Maliki powiedział w niedzielę, że przemoc wcale się nie nasila, a nawet maleje. Jednak nie chciał podać kalendarza wycofania 138 tysięcy żołnierzy amerykańskich i około 7 tysięcy brytyjskich, którzy stanowią ogromną większość wojsk wielonarodowych.
W niedzielę, gdy CNN nadała wywiad z premierem, zginęło w Iraku przeszło 60 osób, w tym ośmiu żołnierzy amerykańskich.
Rzecznik wojsk amerykańskich w Iraku gen. William Caldwell przyznał w poniedziałek, że ostatnie dwa dni przyniosły wzrost przemocy. Powiedział jednak, że ogólnie biorąc od lipca, kiedy żołnierze USA i iraccy zaczęli przeczesywać kwartał po kwartale najniebezpieczniejsze dzielnice Bagdadu, liczba ataków spadła.
Kupcy otworzyli sklepy, zaczęto wywozić śmieci, a na ulicach pojawiły się kobiety i dzieci - takie oznaki poprawy sytuacji wyliczył generał.
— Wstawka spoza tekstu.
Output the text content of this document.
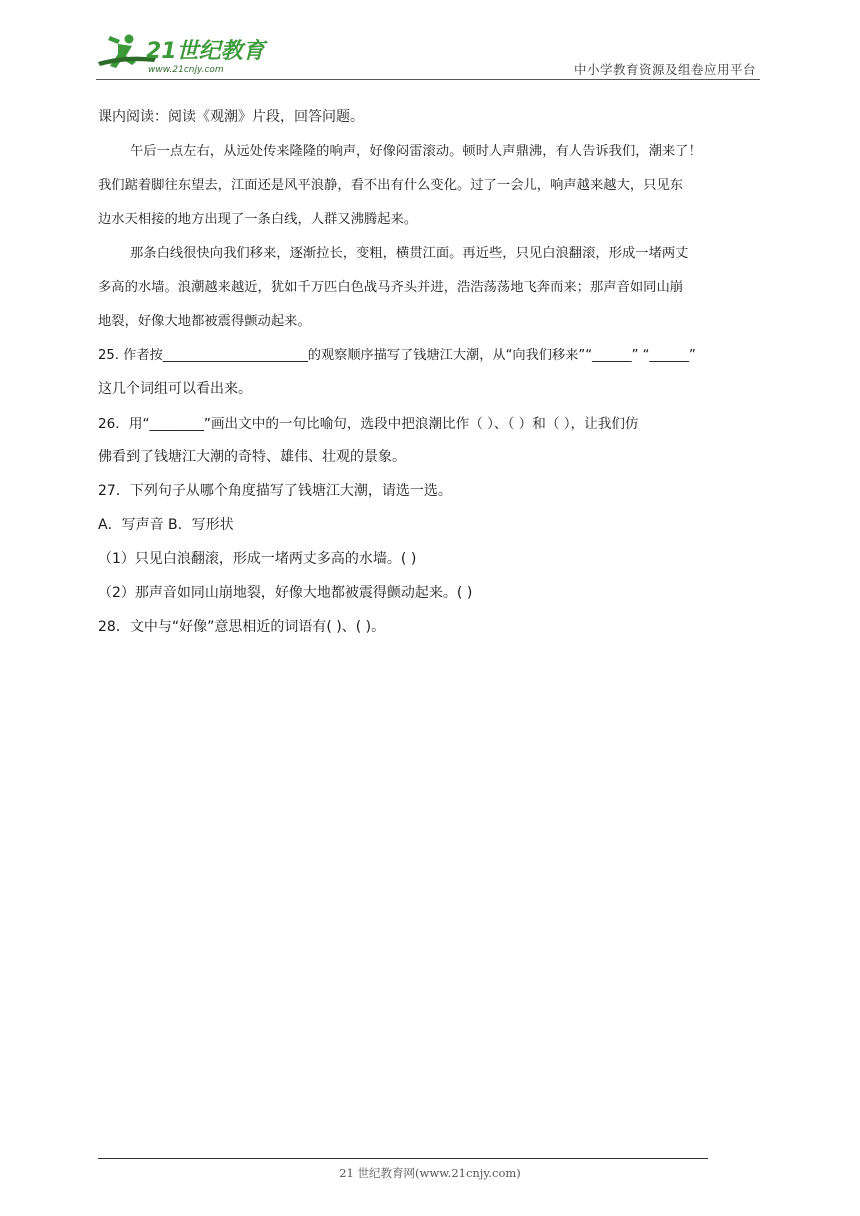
21世纪教育
www.21cnjy.com	中小学教育资源及组卷应用平台
课内阅读：阅读《观潮》片段，回答问题。
午后一点左右，从远处传来隆隆的响声，好像闷雷滚动。顿时人声鼎沸，有人告诉我们，潮来了！
我们踮着脚往东望去，江面还是风平浪静，看不出有什么变化。过了一会儿，响声越来越大，只见东
边水天相接的地方出现了一条白线，人群又沸腾起来。
那条白线很快向我们移来，逐渐拉长，变粗，横贯江面。再近些，只见白浪翻滚，形成一堵两丈
多高的水墙。浪潮越来越近，犹如千万匹白色战马齐头并进，浩浩荡荡地飞奔而来；那声音如同山崩
地裂，好像大地都被震得颤动起来。
25. 作者按______________________的观察顺序描写了钱塘江大潮，从“向我们移来”“______” “______”
这几个词组可以看出来。
26．用“________”画出文中的一句比喻句，选段中把浪潮比作（ ）、（ ）和（ ），让我们仿
佛看到了钱塘江大潮的奇特、雄伟、壮观的景象。
27．下列句子从哪个角度描写了钱塘江大潮，请选一选。
A．写声音 B．写形状
（1）只见白浪翻滚，形成一堵两丈多高的水墙。( )
（2）那声音如同山崩地裂，好像大地都被震得颤动起来。( )
28．文中与“好像”意思相近的词语有( )、( )。
21 世纪教育网(www.21cnjy.com)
Ministrowie obrony W. Brytanii i Iraku Des Browne i Abdul Kader Dżasim ogłosili po rozmowach w Bagdadzie, że już wkrótce wojska irackie przejmą odpowiedzialność za bezpieczeństwo prowincji Zi Kar na południu kraju. W lipcu strona iracka przejęła od Brytyjczyków i Australijczyków nadzór za sąsiadującą z Zi Kar prowincją Majsan.